Before data were integrated into the PIC database, it was fully anonymized by removing all HIPAA (Health Insurance Portability and Accountability Act) protected health information identifiers such as patient name, address, telephone numbers, and any other characteristic that could uniquely identify the individual in structured data sources. For free-text fields, protected health information was not extracted in accordance with HIPAA standards. When creating the dataset, patient IDs including SUBJECT_ID, HADM_ID and ICUSTAY_ID were randomly assigned a unique number, and the original identifier was not retained. As a result, the identifiers in the PIC cannot be linked back to the original, identifiable data. In addition, dates such as birth date and death date were shifted to the future in a consistent manner by the random offset (50–100 years) of each patient to maintain the interval, resulting in stays that occur sometimes between 2060 and 2120. Time of day, day of the week, and approximate seasonality (we divided 12 months into four seasons: spring: March, April, May; summer: June, July, August; autumn: September, October, November; winter: December, January, February) were conserved during the date transformation. Shift the time in such a wide range may limit the utilization of PIC in many time-sensitive studies. At the same time there are also algorithm to obscures date information to any desired granularity[24]. While, the proposed approach definitely can reduce the risk of re-identification of death children. The ethnicity of patients from ethnic minorities with a small population was not specified in the PIC. As all patients allow to be accepted by this Children’s Hospital must under the age of 18, we do not need to handle the birthday of patients who were older than 90 years old to hide their real age as MIMIC.

Data Records

Data available in the PIC database includes laboratory measurements, charted observations during a patient’s stay, structured symptoms extracted from notes and vital signs recorded while a patient was present in the operating room. The PIC consists of 16 tables that are linked by unique identifiers[25]. Tables with a ‘D’ prefix are dictionary tables and provide a definition of the identifiers. For example, each row of LABEVENTS is associated with an ITEMID that represents the concept of the measurement, but it does not contain the actual name of the measurement. By joining LABEVENTS and D_LABITEMS on the ITEMID, the concept can be identified represented by a given ITEMID.

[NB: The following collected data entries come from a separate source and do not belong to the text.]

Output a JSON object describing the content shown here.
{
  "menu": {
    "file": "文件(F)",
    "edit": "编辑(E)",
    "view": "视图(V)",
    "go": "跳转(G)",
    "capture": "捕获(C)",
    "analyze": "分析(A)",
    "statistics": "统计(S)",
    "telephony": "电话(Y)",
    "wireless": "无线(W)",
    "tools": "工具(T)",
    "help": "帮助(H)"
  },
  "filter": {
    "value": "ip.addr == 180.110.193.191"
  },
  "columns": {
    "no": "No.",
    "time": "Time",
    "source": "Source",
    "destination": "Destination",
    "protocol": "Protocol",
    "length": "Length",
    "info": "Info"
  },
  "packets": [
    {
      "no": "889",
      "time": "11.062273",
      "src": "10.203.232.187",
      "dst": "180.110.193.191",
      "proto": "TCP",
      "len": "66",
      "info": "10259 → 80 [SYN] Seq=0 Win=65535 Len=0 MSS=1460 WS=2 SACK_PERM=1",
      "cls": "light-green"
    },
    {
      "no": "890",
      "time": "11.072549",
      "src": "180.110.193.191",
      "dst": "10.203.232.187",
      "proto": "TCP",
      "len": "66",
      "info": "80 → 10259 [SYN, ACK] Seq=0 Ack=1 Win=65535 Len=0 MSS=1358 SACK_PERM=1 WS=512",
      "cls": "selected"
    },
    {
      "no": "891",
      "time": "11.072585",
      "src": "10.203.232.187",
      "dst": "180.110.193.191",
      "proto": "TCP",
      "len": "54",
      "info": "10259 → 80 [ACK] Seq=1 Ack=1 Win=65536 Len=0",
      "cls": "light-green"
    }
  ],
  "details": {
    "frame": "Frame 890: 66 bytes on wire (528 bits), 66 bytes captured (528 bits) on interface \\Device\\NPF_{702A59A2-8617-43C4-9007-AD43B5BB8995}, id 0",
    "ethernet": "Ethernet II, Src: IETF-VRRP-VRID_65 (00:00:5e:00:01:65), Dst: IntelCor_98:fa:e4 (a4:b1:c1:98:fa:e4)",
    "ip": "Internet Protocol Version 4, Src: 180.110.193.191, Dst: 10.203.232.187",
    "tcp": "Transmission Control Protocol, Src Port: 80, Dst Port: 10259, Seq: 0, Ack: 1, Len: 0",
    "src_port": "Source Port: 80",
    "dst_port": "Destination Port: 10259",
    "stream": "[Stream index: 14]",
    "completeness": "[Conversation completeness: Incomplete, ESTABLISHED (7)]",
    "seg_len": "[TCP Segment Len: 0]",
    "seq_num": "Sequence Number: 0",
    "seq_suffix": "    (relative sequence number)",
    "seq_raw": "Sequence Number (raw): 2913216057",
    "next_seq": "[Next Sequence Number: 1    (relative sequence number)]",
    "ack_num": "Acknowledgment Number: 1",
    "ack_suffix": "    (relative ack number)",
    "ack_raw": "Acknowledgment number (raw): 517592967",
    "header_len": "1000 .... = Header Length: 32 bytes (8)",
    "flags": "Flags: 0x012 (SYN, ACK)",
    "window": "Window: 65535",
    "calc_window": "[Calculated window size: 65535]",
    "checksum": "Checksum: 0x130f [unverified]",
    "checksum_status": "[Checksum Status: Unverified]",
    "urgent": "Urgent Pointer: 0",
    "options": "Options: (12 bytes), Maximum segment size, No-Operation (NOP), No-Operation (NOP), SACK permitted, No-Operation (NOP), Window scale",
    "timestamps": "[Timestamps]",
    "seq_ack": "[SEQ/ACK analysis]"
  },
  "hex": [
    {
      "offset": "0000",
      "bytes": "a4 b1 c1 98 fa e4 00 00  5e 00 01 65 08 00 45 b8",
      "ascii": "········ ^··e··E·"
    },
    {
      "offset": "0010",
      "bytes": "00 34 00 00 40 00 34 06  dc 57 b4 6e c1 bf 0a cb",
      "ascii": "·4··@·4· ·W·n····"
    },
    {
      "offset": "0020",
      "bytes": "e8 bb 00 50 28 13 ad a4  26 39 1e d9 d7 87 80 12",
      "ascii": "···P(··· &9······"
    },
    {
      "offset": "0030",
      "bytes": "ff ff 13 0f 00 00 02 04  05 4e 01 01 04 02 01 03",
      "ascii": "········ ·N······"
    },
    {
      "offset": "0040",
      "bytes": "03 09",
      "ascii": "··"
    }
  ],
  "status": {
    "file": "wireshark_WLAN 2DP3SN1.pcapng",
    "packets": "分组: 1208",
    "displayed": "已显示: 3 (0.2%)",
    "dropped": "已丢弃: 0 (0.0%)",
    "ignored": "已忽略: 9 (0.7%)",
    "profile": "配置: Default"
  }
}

Table 1 provides summary descriptions of the data tables, and more detail data schema and technique document about the data tables is available on the PIC website[26]. Briefly, there are three tables used to define and track patient hospitalization: ADMISSIONS; PATIENTS; and ICUSTAYS. The three identifiers described earlier (SUBJECT_ID, HADM_ID, ICUSTAY_ID) are present in all three of the above tables. The other three tables are dictionaries for defining disease codes and items appearing in the PIC database. The remaining tables contain data related to patient care during the hospital stay, such as demographics, laboratory test results, medications, symptoms, vital sign measurements, and mortality. All the tables are distributed as a collection of comma separated value (CSV) files that can be loaded into many relational database systems.

Table 1

An overview of the data tables in the PIC database.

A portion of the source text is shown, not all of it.